In 1966, Christine Barthélémy (one of the current owners) renovated the hotel and opened it again. A few years later, she met and married Michel Guérard, who was one of the initial chefs in the Nouvelle Cuisine movement in France. He was already a Michelin-starred chef when he left that restaurant and joined his wife at Les Prés d'Eugénie. As it was a spa with many of the clients on a diet, he invented "cuisine minceur" (slimming cuisine). The restaurant was awarded the first Michelin star in 1975, the second in 1976, and a 3rd in 1977. The property has the hotel (with multiple buildings), a thermal spa, as well as a cooking school and several restaurants.

This is the main hotel building with the restaurant and reception desk.

Then our 18th century country house ... our room was upstairs on the left.

We had reservations for dinner the first night at the gastronomic restaurant, and they requested that we arrive 30 minutes early to start with cocktails. While this is the gastronomic restaurant, the room itself was quite homey, with built-in china cabinets, fireplaces, and exposed wooden beams.

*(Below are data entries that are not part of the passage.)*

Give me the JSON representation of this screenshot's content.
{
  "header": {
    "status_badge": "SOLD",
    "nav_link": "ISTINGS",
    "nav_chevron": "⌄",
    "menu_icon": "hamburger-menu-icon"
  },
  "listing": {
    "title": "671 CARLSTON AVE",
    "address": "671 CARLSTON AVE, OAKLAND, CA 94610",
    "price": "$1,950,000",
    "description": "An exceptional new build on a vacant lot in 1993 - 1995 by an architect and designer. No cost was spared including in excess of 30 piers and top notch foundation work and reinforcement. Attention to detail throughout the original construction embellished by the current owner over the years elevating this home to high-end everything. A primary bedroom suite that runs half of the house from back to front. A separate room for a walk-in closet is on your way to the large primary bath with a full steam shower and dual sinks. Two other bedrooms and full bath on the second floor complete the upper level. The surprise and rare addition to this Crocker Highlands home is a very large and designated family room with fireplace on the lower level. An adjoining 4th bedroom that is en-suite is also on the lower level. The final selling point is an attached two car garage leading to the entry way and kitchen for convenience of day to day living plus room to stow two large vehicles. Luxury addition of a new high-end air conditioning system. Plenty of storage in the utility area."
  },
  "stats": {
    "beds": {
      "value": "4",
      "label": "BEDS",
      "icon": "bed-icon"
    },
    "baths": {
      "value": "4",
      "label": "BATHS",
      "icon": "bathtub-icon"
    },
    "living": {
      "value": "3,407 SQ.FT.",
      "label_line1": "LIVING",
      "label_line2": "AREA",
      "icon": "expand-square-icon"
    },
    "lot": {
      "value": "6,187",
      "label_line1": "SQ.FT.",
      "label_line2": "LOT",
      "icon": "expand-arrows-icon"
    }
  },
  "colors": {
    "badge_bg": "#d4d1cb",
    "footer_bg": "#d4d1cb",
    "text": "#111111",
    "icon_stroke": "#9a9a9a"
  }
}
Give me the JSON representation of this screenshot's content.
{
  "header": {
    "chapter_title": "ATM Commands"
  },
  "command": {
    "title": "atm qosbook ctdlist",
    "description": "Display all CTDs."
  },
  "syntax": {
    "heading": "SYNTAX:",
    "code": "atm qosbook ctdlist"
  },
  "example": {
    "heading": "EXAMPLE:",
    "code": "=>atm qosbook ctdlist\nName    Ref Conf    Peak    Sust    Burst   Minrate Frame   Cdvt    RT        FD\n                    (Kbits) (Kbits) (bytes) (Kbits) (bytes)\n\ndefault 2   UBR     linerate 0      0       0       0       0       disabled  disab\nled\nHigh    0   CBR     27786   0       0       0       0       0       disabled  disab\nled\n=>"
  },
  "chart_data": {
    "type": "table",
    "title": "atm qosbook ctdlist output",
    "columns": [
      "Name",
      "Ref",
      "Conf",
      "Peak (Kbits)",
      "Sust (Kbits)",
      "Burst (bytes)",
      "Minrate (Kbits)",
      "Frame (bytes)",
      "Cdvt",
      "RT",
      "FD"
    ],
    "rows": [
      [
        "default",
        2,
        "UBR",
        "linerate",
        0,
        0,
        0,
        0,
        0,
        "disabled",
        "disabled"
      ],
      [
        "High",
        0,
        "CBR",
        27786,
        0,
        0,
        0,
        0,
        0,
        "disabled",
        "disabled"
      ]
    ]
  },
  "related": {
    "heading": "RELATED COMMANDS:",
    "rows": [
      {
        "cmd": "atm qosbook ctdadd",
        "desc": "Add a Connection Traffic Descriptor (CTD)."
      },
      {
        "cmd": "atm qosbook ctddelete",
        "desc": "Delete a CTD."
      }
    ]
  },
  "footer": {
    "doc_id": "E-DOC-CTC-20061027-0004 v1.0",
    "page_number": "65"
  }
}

The courses were fairly small and actually timed fairly quickly compared to some gastronomic restaurants. The first course was a hot brioche with herbs just-out-of-the-oven with a thin slice of foie gras next to it, and then a onion soup (just the broth).

The next was interesting ... it was a chicken egg that was used pretty much only as the serving vessel ... no egg in it! It was filled with a green banana, onion, and vodka cream, topped with black caviar.

This next course had a little bit of theater to it ... there is a bowl with a forest-floor lid, that when opened, reveals a cream with black truffles that contain (although you can't see them) a couple little dim-sum dumplings with mushrooms.

There were a couple dessert courses, including a little millefeuille square with a chocolate sorbet and caramelized endive, a birthday tart, and then this cute little "tree" with candied baby oranges.

Dinner the 2nd night was at the more rustic restaurant, which was also very good. Here you can see the suckling pig roasting on the spit in the fireplace.

And then the old building with the thermal spa and a bit in the gardens. They have a pool, tennis courts, and a fitness room, but in the middle of the winter, most of those are really not that great. They seem to have lots of events that you can do as part of the spa (some free, some with an additional cost), like various different types of yoga.